Guardadas as devidas proporções, o que parece haver hoje é mais um capítulo da guerrilha monetária. E como já nos mostrou a história, é possível que ela desemboque em um novo grande acordo monetário.

O sofrível Projeto de Lei nº 2.303/2015 impede esse novo acordo, pois pretende equiparar moedas virtuais a programas de milhagem aéreas, incluindo as moedas virtuais na definição de "arranjos de pagamento" - pelo que ignora não somente a tecnologia blockchain, bem como a existência de programas de fidelidade que não consistem em milhagens aéreas, mas também todas as demais diferenças entre os dois conceitos (i.e. escassez na emissão). Em que pese o desacerto desse projeto, os sinais dados pela maioria dos participantes de audiência pública realizada na Comissão de Ciência, Tecnologia, Comunicação e Informática (CCTCI) da Câmara dos Deputados são mais promissores.

Recentemente, a CCTCI realizou audiência pública para discutir a necessidade de regulação da blockchain. Nessa audiência, foram ouvidos diversos especialistas, inclusive do Banco Central e do ITS Rio.

Apesar de algumas opiniões no sentido da necessidade de regulamentação imediata da tecnologia, a maioria dos participantes entende que a tecnologia (i) ainda precisa amadurecer antes de ser possível compreeder como se deve regulamentá-la; (ii) que não se deve restringir esse amadurecimento, mas sim incentivar o seu desenvolvimento e se ater ao estabelecimento de princípios, tal como feito no Marco Civil da Internet; e (iii) que muitas questões já são resolvidas pela legislação atual, como, por exemplo, sustenta o Banco Central, que esclareceu não não ser um regulador de tecnologias, mas sim de serviços e produtos financeiros, os quais já contam com arcabouço regulatório suficiente.

Assim, ao contrário do PL nº 2.303/2015, a discussão iniciada na CCTCI parece estar voltada à tecnologia blockchain e às distributed ledger technologies (DLTs) como um todo, ou seja, referida discussão não parece tomar a parte pelo todo, nem legislar em razão da exceção, como é o caso do referido projeto de lei.

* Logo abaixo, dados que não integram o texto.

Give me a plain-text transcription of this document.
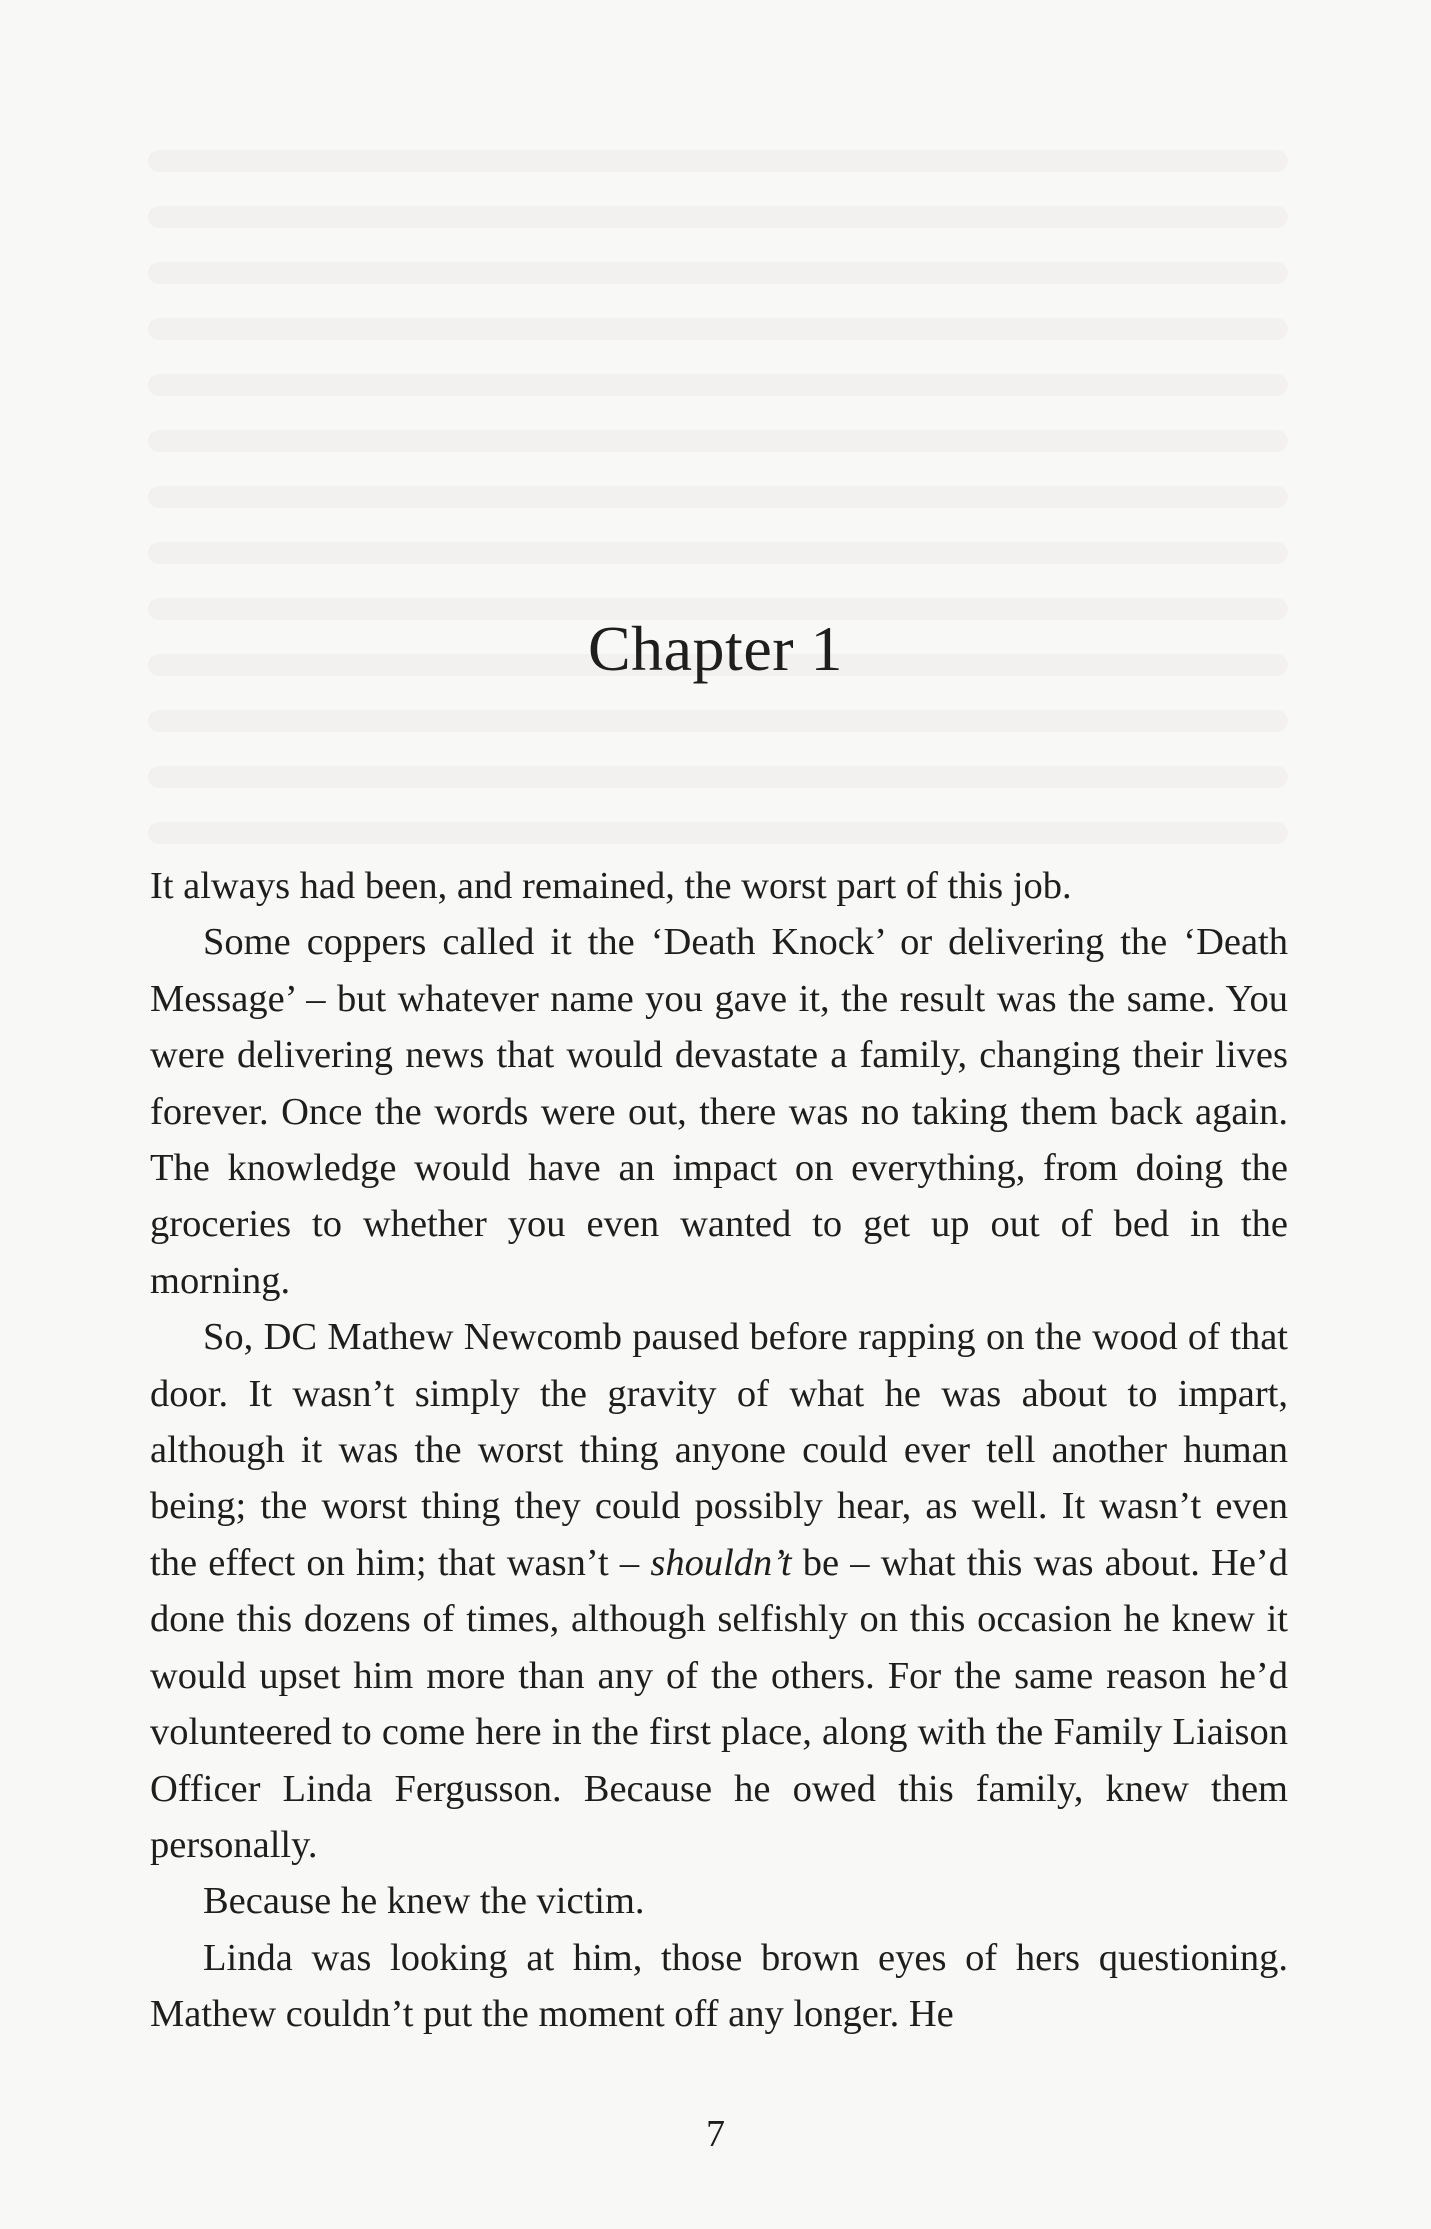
Chapter 1

It always had been, and remained, the worst part of this job.

Some coppers called it the ‘Death Knock’ or delivering the ‘Death Message’ – but whatever name you gave it, the result was the same. You were delivering news that would devastate a family, changing their lives forever. Once the words were out, there was no taking them back again. The knowledge would have an impact on everything, from doing the groceries to whether you even wanted to get up out of bed in the morning.

So, DC Mathew Newcomb paused before rapping on the wood of that door. It wasn’t simply the gravity of what he was about to impart, although it was the worst thing anyone could ever tell another human being; the worst thing they could possibly hear, as well. It wasn’t even the effect on him; that wasn’t – shouldn’t be – what this was about. He’d done this dozens of times, although selfishly on this occasion he knew it would upset him more than any of the others. For the same reason he’d volunteered to come here in the first place, along with the Family Liaison Officer Linda Fergusson. Because he owed this family, knew them personally.

Because he knew the victim.

Linda was looking at him, those brown eyes of hers questioning. Mathew couldn’t put the moment off any longer. He

7
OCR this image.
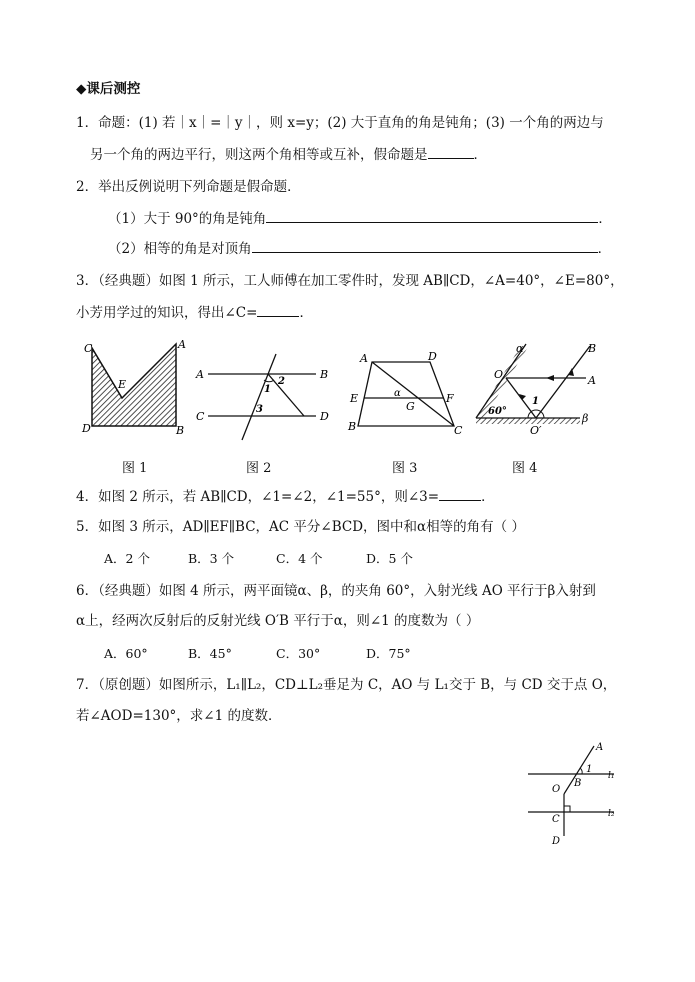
◆课后测控
1．命题：(1) 若｜x｜=｜y｜，则 x=y；(2) 大于直角的角是钝角；(3) 一个角的两边与
另一个角的两边平行，则这两个角相等或互补，假命题是	．
2．举出反例说明下列命题是假命题．
（1）大于 90°的角是钝角	．
（2）相等的角是对顶角	．
3．（经典题）如图 1 所示，工人师傅在加工零件时，发现 AB∥CD，∠A=40°，∠E=80°，
小芳用学过的知识，得出∠C=	．
C	A
E
D	B
A	B
C	D
1
2
3
A	D
E	F
B	C
G
α
1
60°
α
β
O
B
A
O′
图 1	图 2	图 3	图 4
4．如图 2 所示，若 AB∥CD，∠1=∠2，∠1=55°，则∠3=	．
5．如图 3 所示，AD∥EF∥BC，AC 平分∠BCD，图中和α相等的角有（ ）
A．2 个	B．3 个	C．4 个	D．5 个
6．（经典题）如图 4 所示，两平面镜α、β，的夹角 60°，入射光线 AO 平行于β入射到
α上，经两次反射后的反射光线 O′B 平行于α，则∠1 的度数为（ ）
A．60°	B．45°	C．30°	D．75°
7．（原创题）如图所示，L₁∥L₂，CD⊥L₂垂足为 C，AO 与 L₁交于 B，与 CD 交于点 O，
若∠AOD=130°，求∠1 的度数．
A
B
1
O
C
D
l₁
l₂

De qualquer forma, eventual regulamentação direcionada às criptomoedas não pode limitar o desenvolvimento da tecnologia subjacente, nos termos discutidos na audiência pública da CCTCI e, ao mesmo tempo, precisa contemplar - na maior extensão possível - todas as funções do dinheiro. Por exemplo, se de um lado a emissão de algumas criptomoedas - como o Bitcoin - é limitada pela própria tecnologia, de outro ainda não parece possível a implementação de políticas monetárias por meio das criptomoedas. Assim, funções importantíssimas do dinheiro - como as de organizar a economia e distribuir riqueza - ficam prejudicadas em razão da ausência da participação do poder soberano.

A questão que se coloca agora é como chegar a esse novo - e historicamente talvez inevitável - grande acordo monetário.